- Les épargnants français ont versé 18,8 milliards d’euros sur leurs contrats d’assurance-vie en juillet 2026, un niveau inédit pour ce mois de l’année.
- Depuis janvier, la collecte nette atteint 41,3 milliards d’euros, soit son deuxième montant le plus élevé depuis vingt ans.
L’assurance-vie confirme son statut de placement privilégié des Français. En juillet, les cotisations versées sur les contrats ont atteint 18,8 milliards d’euros, selon les dernières données publiées par France Assureurs. Ce montant, en progression de 1 % sur un an, constitue un record pour un mois de juillet.
Dans le même temps, les prestations versées par les assureurs — retraits, rachats et capitaux servis aux bénéficiaires — ont augmenté de 4 %, à 14,1 milliards d’euros. La collecte nette, correspondant à la différence entre les cotisations et les prestations, ressort ainsi à 4,7 milliards d’euros sur le mois.
Une collecte nette au plus haut depuis vingt ans
La performance apparaît encore plus marquée sur l’ensemble des sept premiers mois de 2026. Entre janvier et juillet, les cotisations ont totalisé 127,8 milliards d’euros, soit une hausse de 9 % par rapport à la même période de 2025.
La collecte nette cumulée atteint, quant à elle, 41,3 milliards d’euros, soit 8,7 milliards de plus qu’un an auparavant. Il faut remonter à 2006 pour retrouver un montant supérieur sur une période comparable.
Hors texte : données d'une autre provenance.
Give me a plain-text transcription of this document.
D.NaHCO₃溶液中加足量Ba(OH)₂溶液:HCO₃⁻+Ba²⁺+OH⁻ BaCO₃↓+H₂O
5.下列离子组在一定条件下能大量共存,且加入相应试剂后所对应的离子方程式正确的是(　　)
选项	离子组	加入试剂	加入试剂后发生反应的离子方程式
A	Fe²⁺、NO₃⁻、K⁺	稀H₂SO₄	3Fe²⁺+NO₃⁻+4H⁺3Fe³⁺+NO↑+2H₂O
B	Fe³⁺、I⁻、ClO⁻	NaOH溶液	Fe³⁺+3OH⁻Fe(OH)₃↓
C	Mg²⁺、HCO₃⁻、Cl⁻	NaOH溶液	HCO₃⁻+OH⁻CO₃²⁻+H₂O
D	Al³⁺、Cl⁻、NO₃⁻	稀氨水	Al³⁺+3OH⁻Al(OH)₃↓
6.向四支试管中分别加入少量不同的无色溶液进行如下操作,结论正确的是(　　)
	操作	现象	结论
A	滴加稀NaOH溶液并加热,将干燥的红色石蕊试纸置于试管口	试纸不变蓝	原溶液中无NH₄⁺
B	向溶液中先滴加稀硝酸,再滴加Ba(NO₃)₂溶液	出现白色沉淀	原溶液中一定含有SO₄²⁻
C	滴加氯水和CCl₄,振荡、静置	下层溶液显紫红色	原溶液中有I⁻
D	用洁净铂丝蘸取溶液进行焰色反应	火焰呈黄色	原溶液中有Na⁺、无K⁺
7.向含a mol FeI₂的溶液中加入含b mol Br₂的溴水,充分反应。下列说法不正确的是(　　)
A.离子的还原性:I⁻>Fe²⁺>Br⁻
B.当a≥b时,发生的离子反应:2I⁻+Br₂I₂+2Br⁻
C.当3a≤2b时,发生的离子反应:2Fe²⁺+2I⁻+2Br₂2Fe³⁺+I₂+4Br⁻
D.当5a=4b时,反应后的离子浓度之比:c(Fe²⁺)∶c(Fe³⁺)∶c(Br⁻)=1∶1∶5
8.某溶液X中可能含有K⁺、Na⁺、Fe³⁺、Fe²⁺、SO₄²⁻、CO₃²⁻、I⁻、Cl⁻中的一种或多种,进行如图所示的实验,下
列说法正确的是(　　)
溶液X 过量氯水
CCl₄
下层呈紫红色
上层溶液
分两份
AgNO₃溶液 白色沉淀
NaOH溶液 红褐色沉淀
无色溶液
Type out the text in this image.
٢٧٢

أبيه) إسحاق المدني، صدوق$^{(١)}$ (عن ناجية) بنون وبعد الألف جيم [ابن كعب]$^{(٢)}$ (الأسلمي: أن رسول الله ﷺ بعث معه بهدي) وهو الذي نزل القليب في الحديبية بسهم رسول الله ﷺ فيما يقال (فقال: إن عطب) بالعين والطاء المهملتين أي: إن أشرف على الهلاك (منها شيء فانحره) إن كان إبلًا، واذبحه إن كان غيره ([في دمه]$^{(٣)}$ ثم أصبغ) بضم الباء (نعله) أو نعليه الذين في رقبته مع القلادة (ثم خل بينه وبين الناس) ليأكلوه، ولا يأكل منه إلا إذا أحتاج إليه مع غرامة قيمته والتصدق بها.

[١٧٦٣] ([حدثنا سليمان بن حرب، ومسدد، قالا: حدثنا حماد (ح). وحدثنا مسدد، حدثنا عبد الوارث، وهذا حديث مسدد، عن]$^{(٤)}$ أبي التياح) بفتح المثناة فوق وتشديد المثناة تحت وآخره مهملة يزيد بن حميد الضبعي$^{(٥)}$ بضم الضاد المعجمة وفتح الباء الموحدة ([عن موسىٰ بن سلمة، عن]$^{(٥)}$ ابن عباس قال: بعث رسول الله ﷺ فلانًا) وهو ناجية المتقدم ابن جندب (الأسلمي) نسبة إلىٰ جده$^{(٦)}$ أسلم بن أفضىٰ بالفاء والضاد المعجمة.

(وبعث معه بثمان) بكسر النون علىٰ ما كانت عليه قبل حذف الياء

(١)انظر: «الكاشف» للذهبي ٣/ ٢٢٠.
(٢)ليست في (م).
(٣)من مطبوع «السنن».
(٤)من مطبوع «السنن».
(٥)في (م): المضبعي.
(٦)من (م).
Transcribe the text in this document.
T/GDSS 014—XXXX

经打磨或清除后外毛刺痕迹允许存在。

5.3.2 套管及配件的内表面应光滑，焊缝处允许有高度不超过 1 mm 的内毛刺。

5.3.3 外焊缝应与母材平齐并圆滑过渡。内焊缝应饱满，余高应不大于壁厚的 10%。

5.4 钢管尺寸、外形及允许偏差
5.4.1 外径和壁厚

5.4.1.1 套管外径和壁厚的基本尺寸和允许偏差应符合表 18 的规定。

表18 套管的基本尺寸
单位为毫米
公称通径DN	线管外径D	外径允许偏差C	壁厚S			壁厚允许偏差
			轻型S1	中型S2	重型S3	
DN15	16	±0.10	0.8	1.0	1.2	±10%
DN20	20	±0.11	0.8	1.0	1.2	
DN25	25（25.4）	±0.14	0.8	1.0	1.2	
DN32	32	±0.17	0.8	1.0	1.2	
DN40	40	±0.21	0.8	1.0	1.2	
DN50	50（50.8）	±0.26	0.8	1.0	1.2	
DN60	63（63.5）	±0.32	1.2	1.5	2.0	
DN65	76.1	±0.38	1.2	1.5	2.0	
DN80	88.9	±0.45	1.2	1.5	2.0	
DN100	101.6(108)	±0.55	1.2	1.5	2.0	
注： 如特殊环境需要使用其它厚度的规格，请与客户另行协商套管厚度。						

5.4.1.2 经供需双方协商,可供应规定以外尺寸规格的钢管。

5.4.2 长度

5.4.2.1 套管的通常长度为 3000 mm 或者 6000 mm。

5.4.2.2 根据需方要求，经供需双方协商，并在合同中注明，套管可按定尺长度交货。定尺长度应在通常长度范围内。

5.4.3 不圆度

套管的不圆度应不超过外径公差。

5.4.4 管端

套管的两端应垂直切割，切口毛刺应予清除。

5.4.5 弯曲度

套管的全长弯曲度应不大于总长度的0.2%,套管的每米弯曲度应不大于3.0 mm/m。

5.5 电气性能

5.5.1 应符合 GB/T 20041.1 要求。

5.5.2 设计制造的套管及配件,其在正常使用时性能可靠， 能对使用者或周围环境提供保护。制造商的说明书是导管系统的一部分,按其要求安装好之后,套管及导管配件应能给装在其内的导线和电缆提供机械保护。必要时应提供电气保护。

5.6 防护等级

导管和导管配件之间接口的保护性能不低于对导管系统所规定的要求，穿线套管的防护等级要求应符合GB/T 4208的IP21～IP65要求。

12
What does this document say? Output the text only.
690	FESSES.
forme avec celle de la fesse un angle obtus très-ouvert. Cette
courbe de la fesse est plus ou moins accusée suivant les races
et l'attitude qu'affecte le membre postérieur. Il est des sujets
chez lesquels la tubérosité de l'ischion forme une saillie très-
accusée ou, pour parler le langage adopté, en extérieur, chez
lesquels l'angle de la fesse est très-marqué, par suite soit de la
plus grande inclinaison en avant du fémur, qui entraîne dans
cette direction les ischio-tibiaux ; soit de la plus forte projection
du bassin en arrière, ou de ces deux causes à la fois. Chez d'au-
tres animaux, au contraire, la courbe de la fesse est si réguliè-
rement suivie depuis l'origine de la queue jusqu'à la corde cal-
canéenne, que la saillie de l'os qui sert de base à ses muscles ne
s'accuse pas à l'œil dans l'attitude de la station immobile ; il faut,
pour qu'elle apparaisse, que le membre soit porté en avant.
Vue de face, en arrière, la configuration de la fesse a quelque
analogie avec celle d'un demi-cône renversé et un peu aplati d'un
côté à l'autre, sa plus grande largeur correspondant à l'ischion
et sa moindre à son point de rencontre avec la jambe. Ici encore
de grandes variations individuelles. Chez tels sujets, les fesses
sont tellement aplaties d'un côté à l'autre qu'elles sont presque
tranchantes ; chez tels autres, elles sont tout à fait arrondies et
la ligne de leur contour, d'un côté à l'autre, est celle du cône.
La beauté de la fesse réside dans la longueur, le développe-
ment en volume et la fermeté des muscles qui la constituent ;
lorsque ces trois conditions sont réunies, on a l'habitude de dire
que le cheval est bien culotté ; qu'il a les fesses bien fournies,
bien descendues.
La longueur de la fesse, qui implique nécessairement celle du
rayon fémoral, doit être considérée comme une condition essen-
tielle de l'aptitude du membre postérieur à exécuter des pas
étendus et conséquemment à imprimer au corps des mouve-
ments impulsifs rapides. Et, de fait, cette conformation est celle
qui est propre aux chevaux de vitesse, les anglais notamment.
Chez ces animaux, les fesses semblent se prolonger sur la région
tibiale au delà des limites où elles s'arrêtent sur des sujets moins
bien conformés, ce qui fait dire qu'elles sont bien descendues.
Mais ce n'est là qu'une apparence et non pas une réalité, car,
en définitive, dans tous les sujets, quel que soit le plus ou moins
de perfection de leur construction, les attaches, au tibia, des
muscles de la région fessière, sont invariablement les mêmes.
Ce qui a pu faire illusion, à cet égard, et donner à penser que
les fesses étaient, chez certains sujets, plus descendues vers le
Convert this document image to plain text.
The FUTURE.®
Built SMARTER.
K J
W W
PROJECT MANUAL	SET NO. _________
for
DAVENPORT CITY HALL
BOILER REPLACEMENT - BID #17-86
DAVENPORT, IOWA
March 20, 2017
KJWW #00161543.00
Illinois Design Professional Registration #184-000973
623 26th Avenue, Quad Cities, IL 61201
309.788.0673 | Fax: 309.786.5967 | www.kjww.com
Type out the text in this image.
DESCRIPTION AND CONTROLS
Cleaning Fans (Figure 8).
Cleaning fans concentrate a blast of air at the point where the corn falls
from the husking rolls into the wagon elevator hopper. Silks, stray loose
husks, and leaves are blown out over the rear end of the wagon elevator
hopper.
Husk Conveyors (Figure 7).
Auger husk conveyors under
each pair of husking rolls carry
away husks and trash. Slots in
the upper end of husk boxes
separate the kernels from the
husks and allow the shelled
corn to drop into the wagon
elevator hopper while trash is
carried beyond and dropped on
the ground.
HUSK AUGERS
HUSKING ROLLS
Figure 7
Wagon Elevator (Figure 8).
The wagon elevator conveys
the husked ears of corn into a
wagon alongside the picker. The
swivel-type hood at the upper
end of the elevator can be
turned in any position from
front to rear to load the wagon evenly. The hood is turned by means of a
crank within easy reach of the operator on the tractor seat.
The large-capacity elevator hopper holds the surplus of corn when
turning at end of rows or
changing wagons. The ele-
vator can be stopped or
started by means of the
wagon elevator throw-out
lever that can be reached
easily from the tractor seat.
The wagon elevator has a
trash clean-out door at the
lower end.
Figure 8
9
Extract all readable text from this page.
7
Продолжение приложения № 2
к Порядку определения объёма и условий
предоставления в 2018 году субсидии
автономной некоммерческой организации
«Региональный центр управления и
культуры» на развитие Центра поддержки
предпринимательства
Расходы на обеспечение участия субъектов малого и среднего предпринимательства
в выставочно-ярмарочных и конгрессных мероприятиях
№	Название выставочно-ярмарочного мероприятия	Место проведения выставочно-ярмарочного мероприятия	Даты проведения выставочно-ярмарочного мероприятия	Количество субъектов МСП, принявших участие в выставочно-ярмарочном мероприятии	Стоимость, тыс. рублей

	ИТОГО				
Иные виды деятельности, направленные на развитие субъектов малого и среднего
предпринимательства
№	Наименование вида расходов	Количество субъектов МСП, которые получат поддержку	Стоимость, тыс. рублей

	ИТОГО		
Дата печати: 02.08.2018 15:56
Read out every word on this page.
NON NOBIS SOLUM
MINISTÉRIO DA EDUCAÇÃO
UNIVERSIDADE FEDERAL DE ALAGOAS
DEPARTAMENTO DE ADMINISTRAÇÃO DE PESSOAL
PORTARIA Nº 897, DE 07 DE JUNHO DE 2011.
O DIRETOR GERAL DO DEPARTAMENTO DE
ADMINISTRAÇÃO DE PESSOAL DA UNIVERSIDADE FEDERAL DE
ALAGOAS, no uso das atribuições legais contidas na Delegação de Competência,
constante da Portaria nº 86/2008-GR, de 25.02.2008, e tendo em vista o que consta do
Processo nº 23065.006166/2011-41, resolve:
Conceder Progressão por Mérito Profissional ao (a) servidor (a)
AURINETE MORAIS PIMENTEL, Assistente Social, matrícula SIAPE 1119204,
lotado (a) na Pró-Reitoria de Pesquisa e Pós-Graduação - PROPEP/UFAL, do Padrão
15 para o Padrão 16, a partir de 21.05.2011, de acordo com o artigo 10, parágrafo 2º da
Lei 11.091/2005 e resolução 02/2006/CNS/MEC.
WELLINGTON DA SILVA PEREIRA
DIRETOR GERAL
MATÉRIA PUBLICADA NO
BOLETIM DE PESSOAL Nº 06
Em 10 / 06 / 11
Paul Esmein, directeur général de France Assureurs, souligne ainsi un « très bon niveau des cotisations en assurance-vie sur le mois de juillet », selon des propos rapportés par BFMTV. « On a tout simplement la deuxième plus forte collecte nette de l’histoire, après celle de 2006 », explique-t-il.
Les unités de compte soutiennent les versements
La progression enregistrée en juillet est principalement portée par les supports en unités de compte, dont les cotisations augmentent de 5 % sur un an. Contrairement aux fonds en euros, ces placements ne garantissent pas le capital et leur valeur évolue en fonction des marchés financiers.
Les versements sur les fonds en euros, recherchés pour leur garantie en capital, reculent en revanche de 2 % par rapport à juillet 2025. Sur les sept premiers mois de l’année, la dynamique reste néanmoins positive pour les deux catégories de supports : les cotisations progressent de 11 % pour les unités de compte et de 8 % pour les fonds en euros.
Cette répartition traduit un double mouvement. Les ménages continuent de rechercher la sécurité offerte par les fonds en euros, tout en acceptant une part de risque afin d’espérer un rendement supérieur sur le long terme.
Un encours supérieur à 2 170 milliards d’euros
À la fin juillet, l’encours total de l’assurance-vie s’élevait à 2 174 milliards d’euros, en hausse de 6 % sur un an. Le produit se situe ainsi très loin devant les principaux livrets d’épargne réglementée en matière de capitaux accumulés.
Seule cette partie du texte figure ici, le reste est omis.